Сомов молча встал из кресла, обошёл стол, взял последнюю карамельку в коробке и положил перед Протасовым — аккуратно, неспешно, с той неловкой бережностью, которая бывает только после признания.
Задержанный поднял голову, посмотрел на карамельку мутными, заплаканными глазами. В серебристом фантике отражался свет флуоресцентных ламп. Обыкновенная конфета, ничем не отличавшаяся от других из этой коробки, — но от неё он замолчал. Не от улик, не от оскорблений — от молчаливого жеста человека, который всё услышал и больше ничего не спрашивает.
Дрожащие пальцы развернули карамельку и положили в рот. Яблочный вкус показался горьким, чужим. Сомов тем временем надел мятый пиджак, поправил воротник, собрал документы в папку — рабочий день заканчивался, пора было уходить домой.
— Самого страшного маньяка, которого я поймал, мать считала золотым мальчиком, — сказал Сомов тихо, почти про себя, не глядя на Протасова. — До последнего дня.
Он дошёл до двери, остановился на пороге, не оборачиваясь. Постоял, обернулся, сказал негромко:.

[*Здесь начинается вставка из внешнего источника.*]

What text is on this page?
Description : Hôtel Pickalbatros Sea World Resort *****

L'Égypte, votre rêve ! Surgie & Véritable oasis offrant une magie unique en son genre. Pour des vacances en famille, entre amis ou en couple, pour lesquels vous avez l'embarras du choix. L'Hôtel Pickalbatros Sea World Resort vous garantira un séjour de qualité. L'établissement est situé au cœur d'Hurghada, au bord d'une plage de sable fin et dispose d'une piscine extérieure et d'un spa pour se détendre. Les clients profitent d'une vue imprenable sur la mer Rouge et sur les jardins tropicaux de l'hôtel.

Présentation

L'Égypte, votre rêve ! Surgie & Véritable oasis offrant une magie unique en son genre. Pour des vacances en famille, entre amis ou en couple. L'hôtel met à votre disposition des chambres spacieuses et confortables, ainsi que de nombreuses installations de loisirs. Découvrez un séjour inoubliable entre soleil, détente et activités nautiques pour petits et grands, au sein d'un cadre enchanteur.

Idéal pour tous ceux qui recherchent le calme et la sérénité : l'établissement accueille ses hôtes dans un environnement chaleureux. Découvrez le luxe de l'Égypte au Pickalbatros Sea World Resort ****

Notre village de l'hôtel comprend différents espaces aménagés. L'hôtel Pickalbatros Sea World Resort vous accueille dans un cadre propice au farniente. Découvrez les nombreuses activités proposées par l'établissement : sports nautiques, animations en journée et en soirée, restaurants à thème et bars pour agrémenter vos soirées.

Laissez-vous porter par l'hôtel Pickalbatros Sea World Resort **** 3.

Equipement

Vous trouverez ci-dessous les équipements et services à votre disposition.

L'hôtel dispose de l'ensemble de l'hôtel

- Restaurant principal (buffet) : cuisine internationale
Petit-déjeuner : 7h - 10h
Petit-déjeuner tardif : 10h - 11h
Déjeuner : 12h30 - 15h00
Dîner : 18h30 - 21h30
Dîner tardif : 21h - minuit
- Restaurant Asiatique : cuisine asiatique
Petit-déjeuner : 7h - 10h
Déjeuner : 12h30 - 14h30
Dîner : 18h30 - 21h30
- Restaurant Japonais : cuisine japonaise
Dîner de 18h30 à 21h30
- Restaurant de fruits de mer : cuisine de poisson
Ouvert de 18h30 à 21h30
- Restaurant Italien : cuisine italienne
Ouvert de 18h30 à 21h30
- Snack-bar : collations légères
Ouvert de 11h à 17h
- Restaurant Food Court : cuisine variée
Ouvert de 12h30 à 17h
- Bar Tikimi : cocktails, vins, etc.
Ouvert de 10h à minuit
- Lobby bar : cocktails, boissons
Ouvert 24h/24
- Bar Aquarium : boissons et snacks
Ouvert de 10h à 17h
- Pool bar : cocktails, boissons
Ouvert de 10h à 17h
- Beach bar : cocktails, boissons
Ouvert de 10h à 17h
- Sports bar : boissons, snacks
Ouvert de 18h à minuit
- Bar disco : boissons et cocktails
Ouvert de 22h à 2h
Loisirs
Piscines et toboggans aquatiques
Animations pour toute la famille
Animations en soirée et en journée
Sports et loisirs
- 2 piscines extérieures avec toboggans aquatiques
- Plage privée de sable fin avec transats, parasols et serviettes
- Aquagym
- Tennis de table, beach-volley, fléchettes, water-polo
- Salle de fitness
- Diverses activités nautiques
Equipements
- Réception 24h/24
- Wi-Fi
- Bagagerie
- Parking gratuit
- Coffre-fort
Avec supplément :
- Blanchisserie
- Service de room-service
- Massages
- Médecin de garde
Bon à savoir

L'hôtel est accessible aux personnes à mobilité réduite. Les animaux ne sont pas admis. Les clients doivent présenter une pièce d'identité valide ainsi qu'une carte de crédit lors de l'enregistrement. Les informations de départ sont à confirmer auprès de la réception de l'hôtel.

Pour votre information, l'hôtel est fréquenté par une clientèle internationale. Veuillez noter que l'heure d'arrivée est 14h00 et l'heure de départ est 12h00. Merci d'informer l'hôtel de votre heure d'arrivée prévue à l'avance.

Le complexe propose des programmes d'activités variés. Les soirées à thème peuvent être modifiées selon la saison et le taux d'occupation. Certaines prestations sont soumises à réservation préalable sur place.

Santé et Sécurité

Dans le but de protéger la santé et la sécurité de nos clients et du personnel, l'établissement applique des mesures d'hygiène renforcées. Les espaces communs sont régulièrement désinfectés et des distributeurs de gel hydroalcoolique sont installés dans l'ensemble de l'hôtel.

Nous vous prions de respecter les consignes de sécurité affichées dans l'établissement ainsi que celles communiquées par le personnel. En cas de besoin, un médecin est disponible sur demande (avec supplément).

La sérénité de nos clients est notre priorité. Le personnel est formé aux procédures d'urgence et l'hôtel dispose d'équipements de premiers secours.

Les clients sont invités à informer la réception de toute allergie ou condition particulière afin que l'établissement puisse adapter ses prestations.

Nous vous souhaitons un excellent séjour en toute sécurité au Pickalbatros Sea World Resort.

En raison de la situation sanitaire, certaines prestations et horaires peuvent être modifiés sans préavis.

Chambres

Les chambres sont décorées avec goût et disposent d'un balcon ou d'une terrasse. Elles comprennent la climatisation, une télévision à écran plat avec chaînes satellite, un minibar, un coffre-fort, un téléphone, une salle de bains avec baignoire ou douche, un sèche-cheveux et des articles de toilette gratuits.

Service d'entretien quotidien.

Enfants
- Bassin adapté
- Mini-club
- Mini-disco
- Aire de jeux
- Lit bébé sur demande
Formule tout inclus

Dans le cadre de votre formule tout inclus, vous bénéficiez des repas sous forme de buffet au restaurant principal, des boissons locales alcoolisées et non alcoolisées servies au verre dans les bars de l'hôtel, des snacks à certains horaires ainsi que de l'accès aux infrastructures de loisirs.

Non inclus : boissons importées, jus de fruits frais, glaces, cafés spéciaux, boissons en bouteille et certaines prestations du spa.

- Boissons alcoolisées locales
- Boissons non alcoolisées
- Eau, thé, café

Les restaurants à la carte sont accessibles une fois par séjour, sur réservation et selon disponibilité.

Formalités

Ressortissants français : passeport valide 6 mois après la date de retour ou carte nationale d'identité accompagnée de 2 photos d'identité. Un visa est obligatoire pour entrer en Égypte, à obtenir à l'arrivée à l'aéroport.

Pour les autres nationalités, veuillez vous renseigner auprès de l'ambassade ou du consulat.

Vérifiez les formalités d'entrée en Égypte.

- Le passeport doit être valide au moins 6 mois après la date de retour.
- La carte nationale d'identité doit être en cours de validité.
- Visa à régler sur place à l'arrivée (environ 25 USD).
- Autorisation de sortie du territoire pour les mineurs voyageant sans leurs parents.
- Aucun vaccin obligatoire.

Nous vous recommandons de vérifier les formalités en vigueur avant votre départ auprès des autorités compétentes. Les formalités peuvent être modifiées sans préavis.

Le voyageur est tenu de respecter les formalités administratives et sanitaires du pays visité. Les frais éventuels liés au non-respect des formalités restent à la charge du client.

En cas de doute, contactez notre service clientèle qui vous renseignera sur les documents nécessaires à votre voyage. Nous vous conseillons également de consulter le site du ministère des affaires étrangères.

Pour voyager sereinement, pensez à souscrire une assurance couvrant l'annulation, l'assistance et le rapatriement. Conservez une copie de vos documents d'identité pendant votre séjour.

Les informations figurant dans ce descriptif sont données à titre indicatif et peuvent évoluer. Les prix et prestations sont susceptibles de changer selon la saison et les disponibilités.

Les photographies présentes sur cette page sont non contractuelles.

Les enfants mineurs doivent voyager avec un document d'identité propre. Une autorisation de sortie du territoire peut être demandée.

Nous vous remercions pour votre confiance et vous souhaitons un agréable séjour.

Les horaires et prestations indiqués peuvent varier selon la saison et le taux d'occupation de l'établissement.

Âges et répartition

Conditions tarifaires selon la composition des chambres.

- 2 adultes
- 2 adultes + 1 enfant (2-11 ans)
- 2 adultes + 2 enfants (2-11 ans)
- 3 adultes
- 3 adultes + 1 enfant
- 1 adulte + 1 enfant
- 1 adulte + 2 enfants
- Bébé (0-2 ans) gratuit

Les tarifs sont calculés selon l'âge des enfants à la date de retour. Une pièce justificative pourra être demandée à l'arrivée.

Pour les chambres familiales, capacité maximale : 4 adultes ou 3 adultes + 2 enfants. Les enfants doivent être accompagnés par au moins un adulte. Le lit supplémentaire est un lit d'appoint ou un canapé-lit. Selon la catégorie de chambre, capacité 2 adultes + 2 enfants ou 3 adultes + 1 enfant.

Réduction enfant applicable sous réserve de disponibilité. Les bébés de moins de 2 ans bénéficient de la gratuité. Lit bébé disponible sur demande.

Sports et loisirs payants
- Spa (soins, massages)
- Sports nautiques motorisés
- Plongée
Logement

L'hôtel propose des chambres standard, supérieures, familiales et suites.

— Прощайте, Виктор Николаевич.
Дверь закрылась за ним с мягким щелчком. Протасов остался один в кабинете, который больше не принадлежал ему. На столе лежали раскрытый дневник Милы, фотографии шести мёртвых женщин, пустая жестяная коробка и одинокий фантик от карамельки. За немытым оконным стеклом шумело море — и все шестеро слышали его в свои последние минуты.
Он рассасывал конфету и смотрел в пустоту — кричать больше не хотелось, плакать тоже, хотелось просто сидеть и слушать, как кричат чайки и шумит равнодушное море за окном.